Un brivido le attraversò le spalle.
Angrath si arrestò. Si voltò verso Huatli.
"Lo hai sentito anche tu?"
Lei annuì. Un leggero formicolio corse lungo la sua nuca e lei tremò nonostante il calore della giungla.
L’orecchio di Angrath fece un piccolo movimento. "Seguimi", le disse.
Santissimo sole, quanto è sgarbato, pensò Huatli con irritazione.
Il minotauro si immobilizzò e Huatli provò un’improvvisa vampata di calore davanti a sé. Il minotauro stava lanciando una magia. No, era qualcosa di diverso. Mentre un bagliore simile a quello del carbone rovente iniziava a illuminare dall’interno il corpo di Angrath, lei comprese che lui voleva che lei lo seguisse in un modo che aveva provato una volta sola.
Huatli si concentrò. Cercò di ricordare come osservare il lato nascosto del sole.
La sensazione fu improvvisa, inviò brividi lungo la sua pelle e le diede uno strattone al petto. Era spaventosa e familiare, come tentare un salto mortale all’indietro o nuotare senza toccare il fondo, e Huatli vide la propria pelle diventare luminosa come la brillante luce del tardo pomeriggio. I suoi sensi vacillarono e lei si sporse in avanti, verso un reame diverso. Ora era diventato familiare, una splendente tempesta di luci e colori, con Angrath di fronte a lei. Stava camminando, alla ricerca di un’uscita.
I piedi di Huatli si staccarono dal terreno della giungla e si ritrovarono nel nulla. Il suo corpo veniva sostenuto, ma in quel luogo la materia non aveva peso o essenza. Vide correnti di colore blu da entrambi i lati e ogni passo vibrava con un’energia che non aveva mai provato prima.

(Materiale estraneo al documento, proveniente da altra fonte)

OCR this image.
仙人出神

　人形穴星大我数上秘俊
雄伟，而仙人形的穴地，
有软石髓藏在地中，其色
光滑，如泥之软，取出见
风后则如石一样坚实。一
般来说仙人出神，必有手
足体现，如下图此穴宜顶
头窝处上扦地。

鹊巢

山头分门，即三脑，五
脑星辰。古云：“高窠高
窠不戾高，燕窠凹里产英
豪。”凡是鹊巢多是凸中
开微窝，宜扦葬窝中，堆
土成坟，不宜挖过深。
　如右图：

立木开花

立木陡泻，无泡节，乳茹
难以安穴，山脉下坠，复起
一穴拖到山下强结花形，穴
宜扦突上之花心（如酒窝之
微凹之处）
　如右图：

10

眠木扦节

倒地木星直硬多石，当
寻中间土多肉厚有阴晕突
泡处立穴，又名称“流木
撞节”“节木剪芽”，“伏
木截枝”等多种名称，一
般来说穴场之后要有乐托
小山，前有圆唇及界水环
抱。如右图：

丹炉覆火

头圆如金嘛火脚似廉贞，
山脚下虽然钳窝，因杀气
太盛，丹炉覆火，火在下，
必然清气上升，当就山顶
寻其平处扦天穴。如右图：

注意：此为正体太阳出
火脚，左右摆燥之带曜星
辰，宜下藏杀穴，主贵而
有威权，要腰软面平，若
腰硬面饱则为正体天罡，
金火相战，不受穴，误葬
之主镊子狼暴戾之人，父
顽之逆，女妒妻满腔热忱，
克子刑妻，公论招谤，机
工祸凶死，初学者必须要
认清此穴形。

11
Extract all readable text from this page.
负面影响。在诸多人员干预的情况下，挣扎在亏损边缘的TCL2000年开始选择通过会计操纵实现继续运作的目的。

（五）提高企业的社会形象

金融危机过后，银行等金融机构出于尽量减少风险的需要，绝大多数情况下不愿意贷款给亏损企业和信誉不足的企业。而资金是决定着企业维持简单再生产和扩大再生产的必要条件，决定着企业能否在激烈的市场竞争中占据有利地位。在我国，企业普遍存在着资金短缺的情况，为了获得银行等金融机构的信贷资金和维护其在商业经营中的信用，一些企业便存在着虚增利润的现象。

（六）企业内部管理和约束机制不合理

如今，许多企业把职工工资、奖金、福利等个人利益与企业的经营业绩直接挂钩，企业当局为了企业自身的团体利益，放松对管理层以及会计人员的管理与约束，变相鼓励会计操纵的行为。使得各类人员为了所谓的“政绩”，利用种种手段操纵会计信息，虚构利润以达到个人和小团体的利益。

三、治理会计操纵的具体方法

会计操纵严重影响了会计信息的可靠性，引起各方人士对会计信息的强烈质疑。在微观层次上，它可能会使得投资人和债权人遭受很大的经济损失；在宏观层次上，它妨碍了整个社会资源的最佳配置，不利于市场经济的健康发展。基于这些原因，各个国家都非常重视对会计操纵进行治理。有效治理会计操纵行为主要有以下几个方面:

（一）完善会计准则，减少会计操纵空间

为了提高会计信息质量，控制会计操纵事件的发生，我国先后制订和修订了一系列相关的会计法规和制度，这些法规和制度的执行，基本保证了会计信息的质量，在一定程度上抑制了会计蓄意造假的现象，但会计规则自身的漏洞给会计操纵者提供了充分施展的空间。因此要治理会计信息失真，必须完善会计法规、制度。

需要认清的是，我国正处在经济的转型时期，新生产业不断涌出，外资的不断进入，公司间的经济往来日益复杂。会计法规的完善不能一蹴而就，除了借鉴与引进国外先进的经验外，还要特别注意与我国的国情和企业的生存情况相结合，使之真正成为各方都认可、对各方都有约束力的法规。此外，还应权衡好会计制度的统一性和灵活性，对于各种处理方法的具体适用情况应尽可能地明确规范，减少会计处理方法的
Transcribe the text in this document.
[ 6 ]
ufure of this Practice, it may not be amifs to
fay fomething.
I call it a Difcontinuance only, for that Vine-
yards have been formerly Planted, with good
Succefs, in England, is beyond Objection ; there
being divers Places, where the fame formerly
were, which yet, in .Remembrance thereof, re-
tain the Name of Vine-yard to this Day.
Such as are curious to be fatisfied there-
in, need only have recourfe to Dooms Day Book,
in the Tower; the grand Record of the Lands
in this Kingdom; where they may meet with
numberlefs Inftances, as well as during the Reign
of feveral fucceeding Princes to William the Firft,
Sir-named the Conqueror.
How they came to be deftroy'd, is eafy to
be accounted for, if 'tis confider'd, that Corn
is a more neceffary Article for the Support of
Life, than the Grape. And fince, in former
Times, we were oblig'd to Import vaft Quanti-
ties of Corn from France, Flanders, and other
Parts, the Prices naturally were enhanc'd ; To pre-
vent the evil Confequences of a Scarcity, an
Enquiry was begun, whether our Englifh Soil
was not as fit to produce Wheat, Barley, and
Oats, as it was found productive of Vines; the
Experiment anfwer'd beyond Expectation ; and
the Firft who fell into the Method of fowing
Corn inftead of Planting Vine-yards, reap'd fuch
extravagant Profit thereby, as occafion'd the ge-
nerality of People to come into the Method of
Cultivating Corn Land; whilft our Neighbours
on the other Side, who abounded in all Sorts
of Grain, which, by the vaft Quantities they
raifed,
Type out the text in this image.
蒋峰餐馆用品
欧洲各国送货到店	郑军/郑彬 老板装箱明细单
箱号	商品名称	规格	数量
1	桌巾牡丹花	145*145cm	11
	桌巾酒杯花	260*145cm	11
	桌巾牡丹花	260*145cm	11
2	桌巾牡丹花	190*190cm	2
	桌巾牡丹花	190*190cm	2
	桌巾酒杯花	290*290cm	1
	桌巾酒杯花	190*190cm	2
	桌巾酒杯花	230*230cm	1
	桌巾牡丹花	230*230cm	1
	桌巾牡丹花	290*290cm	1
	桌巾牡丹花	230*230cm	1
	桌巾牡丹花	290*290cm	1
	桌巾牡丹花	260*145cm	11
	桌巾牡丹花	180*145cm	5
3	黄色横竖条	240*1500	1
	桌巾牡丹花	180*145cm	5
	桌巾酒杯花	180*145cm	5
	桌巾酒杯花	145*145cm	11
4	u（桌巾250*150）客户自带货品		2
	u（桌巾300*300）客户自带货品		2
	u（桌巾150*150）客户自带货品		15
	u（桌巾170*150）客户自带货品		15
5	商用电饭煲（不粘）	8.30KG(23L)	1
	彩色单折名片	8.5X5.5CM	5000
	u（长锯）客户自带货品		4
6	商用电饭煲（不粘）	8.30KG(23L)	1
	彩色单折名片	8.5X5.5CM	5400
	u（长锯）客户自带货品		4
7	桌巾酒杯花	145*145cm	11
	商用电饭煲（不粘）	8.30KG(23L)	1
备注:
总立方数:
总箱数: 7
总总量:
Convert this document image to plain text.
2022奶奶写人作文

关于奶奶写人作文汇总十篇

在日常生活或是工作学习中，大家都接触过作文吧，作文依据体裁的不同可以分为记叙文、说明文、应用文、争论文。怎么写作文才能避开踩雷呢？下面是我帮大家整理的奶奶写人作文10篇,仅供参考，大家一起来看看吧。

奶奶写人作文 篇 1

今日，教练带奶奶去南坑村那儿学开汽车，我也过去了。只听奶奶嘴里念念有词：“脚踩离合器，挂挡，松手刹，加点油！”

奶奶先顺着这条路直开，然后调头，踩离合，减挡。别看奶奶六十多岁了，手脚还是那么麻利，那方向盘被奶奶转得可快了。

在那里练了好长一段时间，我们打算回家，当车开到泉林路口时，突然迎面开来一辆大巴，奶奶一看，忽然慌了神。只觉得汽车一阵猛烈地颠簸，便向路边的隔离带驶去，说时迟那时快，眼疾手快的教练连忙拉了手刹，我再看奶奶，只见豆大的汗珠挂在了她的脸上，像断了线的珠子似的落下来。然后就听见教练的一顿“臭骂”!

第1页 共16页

Il tempo era irrilevante in quel luogo.
Angrath le fece cenno di osservare attraverso un portale che si trovava davanti. Il minotauro aveva ancora l’effetto magico di un focolare rovente e Huatli comprese che anche lei doveva essere troppo splendente per lui da guardare in modo diretto.
Osservò attraverso la finestra appesa a mezz’aria.
Quel luogo era gelido in un modo che non aveva mai provato prima. Le montagne si innalzavano fino alle nubi turbolente e piccoli frammenti bianchi scendevano lentamente dal cielo pesante.
Huatli fu catturata da quella visione. Si sporse in avanti e venne immediatamente... e violentemente... strattonata all’indietro.
Huatli attraversò spazio e colori e ritornò all’appiccicosa umidità e all’aroma della terra intrisa d’acqua della giungla, atterrando sulla schiena.
Quello che ora era un familiare cerchio con un triangolo al suo interno scintillava sopra la sua testa.
Angrath era in piedi di fianco a lei. Più abituato di lei a quella specie di espulsione magica, si era preparato all’impatto. La guardò dall’alto, con il suo triangolo luminoso che volteggiava sulla testa e con uno sguardo del tipo “te l’avevo detto” sul volto bovino.
"Dobbiamo essere vicini a ciò che ci mantiene incatenati a questo piano", grugnì.
Huatli emise un sospiro tremante. "Che luogo era quello?"
"Kaldheim", disse Angrath energicamente. "Un altro piano. Ora comprendi ciò che intendo?"
Huatli scosse la testa.
Angrath grugnì.
"La libertà ha inizio dalla consapevolezza di essere intrappolati."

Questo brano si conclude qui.